生涯《しょうがい》を思えばただごとではない気がいたします。目に見えぬ悪業《あくごう》があなたの氏《うじ》につきまとっている気がいたします。静かに業《ごう》のつきるのを待ち平和な来世《らいせ》をお迎え遊ばすよう、私はひたすら祈ります。今あなたの心に起こっていることは世にも恐ろしいことでございます。あなたの来世を魔道に落とさぬよう。
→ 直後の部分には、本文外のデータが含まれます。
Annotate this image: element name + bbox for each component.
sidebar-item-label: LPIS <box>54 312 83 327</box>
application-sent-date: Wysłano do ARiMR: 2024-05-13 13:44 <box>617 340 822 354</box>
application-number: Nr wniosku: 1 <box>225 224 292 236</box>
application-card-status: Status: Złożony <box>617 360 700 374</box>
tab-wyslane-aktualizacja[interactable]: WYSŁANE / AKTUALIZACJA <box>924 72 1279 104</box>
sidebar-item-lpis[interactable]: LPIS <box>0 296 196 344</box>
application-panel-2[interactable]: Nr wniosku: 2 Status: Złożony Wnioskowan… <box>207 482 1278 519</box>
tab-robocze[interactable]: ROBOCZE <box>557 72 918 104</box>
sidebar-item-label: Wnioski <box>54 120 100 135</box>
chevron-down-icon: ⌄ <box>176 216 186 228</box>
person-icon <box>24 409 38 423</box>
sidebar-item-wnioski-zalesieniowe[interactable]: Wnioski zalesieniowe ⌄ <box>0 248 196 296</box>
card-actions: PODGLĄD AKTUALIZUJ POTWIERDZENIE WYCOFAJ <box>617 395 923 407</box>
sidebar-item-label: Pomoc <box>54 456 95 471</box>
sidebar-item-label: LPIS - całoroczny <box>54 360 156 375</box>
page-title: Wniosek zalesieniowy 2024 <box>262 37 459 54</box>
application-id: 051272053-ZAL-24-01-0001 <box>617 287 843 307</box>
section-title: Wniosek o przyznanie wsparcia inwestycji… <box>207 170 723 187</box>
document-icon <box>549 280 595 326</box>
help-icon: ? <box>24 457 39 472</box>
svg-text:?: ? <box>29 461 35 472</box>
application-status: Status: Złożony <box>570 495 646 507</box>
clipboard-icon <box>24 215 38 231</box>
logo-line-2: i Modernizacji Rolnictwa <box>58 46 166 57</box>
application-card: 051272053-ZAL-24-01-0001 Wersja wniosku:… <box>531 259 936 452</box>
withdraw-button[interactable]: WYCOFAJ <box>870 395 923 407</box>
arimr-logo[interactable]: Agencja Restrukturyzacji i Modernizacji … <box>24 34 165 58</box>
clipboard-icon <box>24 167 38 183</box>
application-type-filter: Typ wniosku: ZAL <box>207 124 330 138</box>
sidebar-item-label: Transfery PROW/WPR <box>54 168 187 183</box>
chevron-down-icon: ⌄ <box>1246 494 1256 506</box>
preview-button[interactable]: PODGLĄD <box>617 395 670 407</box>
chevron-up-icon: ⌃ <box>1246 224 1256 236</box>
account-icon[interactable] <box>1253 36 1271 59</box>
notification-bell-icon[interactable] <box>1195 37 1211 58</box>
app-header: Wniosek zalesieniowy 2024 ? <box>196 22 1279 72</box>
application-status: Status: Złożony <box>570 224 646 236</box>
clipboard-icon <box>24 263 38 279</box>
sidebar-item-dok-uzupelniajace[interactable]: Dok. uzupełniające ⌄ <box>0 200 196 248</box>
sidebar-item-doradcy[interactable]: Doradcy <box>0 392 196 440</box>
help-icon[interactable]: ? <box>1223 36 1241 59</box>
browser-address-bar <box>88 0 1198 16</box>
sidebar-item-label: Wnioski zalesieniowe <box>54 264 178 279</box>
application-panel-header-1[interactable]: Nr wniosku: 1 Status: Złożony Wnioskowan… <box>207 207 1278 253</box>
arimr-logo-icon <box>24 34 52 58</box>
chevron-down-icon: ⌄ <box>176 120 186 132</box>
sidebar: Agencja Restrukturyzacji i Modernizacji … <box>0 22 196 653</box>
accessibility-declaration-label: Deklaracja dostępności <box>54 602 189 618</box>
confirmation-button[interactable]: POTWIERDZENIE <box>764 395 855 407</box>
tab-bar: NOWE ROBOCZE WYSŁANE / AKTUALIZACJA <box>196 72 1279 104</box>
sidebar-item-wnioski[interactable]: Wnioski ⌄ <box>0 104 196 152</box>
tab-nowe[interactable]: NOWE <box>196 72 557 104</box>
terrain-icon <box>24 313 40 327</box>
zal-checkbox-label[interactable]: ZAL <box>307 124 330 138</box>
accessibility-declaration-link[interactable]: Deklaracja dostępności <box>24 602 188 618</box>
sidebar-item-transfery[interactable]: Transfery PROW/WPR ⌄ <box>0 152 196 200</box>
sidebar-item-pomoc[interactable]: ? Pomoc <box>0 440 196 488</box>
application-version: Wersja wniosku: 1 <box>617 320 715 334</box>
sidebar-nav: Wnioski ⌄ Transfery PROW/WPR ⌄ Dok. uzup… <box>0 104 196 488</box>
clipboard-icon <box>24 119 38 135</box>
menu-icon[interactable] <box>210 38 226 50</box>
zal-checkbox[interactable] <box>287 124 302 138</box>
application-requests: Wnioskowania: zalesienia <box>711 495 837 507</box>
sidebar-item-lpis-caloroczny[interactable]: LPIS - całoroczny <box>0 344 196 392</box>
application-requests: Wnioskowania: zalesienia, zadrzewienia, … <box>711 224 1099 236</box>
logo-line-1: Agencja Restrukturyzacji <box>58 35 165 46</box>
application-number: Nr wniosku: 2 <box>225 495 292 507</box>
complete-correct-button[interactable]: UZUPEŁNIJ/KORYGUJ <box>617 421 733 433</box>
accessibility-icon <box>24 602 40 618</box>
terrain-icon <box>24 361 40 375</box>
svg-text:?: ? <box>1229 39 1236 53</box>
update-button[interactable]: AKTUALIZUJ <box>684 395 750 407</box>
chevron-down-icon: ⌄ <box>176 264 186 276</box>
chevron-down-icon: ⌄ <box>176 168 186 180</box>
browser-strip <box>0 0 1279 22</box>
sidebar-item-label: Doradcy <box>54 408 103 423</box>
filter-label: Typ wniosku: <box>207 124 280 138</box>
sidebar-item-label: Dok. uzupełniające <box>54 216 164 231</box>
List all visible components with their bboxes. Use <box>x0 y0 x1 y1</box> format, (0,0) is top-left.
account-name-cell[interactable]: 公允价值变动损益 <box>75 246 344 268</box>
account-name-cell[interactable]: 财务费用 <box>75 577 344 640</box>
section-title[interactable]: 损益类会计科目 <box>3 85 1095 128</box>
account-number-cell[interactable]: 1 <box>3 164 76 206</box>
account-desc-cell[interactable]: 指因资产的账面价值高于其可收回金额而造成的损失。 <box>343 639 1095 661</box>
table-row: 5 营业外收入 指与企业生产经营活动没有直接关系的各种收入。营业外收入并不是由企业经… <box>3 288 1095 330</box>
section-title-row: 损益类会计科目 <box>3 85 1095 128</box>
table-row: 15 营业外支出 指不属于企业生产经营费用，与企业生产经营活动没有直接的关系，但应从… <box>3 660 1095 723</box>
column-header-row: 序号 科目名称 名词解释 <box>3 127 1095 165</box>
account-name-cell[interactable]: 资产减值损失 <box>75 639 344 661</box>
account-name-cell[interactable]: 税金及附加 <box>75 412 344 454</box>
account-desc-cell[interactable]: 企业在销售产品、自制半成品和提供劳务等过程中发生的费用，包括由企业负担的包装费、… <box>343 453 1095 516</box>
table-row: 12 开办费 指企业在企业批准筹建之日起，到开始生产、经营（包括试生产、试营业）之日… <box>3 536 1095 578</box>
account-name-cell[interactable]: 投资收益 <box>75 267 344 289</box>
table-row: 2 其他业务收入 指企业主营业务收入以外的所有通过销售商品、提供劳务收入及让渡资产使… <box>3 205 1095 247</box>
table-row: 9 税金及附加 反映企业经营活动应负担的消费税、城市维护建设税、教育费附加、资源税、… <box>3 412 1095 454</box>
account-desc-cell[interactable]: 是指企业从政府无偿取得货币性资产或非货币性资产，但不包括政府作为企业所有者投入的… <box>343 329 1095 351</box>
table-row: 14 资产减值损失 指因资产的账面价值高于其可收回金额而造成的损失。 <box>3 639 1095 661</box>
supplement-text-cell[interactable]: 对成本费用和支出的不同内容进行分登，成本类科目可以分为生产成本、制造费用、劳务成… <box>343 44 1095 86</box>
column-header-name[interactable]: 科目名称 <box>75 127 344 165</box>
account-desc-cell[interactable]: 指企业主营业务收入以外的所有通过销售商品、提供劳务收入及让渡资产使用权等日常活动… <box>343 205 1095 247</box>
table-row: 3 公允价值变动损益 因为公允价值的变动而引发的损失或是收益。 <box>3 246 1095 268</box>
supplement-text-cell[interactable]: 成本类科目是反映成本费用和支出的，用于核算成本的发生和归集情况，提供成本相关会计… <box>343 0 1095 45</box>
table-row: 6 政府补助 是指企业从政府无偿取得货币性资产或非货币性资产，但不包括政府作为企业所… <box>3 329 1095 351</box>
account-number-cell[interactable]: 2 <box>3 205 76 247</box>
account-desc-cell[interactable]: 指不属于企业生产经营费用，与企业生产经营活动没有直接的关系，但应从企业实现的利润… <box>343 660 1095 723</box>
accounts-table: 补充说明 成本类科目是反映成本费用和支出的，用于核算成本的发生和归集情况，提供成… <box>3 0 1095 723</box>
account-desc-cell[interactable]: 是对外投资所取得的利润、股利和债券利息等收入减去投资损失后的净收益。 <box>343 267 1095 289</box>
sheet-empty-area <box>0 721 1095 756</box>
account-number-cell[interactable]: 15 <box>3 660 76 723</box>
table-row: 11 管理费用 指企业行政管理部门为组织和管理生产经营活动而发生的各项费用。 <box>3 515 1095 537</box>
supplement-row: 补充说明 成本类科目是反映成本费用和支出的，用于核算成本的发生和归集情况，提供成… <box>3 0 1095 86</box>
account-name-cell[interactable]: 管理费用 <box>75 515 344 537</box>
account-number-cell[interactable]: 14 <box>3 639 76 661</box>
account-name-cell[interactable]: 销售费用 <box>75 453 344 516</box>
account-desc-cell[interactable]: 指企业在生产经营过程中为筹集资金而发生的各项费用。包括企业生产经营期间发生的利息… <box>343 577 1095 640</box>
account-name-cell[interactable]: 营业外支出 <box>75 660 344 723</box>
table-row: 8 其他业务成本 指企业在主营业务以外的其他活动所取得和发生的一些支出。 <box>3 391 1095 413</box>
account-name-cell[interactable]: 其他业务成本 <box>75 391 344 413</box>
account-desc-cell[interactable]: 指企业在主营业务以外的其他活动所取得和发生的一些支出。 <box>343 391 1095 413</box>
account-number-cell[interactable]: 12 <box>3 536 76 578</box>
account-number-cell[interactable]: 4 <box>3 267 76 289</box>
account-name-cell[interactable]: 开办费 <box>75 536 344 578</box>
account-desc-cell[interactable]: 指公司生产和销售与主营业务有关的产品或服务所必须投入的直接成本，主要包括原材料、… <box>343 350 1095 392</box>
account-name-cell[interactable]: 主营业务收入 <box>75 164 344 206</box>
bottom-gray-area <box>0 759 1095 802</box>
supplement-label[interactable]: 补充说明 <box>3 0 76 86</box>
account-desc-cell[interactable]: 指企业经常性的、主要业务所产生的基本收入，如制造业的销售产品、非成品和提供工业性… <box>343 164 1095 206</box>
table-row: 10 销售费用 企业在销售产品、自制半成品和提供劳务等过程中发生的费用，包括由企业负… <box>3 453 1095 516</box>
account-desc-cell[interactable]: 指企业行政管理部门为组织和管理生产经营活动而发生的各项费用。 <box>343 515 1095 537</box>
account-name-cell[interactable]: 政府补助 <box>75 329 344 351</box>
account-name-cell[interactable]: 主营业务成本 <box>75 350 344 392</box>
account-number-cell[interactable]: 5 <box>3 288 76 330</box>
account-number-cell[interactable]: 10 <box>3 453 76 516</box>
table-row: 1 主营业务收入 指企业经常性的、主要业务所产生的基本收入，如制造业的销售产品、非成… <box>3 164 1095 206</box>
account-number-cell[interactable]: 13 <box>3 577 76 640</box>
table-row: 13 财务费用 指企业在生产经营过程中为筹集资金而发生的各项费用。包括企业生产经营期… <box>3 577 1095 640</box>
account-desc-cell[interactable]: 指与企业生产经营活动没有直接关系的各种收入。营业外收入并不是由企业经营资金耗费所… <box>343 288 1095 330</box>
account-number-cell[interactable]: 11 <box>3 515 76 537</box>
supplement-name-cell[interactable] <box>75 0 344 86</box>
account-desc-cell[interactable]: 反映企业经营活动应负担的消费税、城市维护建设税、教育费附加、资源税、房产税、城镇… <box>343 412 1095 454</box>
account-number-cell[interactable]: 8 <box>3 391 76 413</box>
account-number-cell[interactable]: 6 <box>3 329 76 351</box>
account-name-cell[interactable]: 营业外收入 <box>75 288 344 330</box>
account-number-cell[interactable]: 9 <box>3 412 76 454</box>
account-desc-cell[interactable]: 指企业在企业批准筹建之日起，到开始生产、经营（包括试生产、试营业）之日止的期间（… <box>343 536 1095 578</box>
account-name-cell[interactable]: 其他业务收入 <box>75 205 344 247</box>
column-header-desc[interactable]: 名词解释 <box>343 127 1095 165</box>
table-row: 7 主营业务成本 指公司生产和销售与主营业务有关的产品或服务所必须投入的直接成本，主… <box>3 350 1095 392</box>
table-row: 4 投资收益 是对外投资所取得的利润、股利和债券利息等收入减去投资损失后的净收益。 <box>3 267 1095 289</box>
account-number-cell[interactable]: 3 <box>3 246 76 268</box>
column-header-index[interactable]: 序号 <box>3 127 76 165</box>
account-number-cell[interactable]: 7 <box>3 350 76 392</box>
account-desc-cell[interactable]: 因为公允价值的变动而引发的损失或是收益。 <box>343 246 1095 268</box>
俊寛 わしのこの、この骨髄《こつずい》に徹《てっ》する恨《うら》みをどうするのだ。あゝわしの受けた苛責《かしゃく》がどれほどのものだったか! わしはよい人間ではないかもしれない、だが、かほどの苛責がわしに相当しているだろうか。少なくともわしは清盛《きよもり》ほど悪虐《あくぎゃく》ではないつもりだ、彼ほど人を傷つけてはいないつもりだ。天はその清盛をどのように遇しているか!
有王 あゝ私もそれはわかりませぬ、が、清盛の積んだ悪業はきっと罰《ばち》を受ける時が来ると思います。
俊寛 あゝわしはその罰を呼び起こすのだ。その罰を七倍にしてやるのだ。彼を地獄《じごく》に引きずり落としてやるのだ。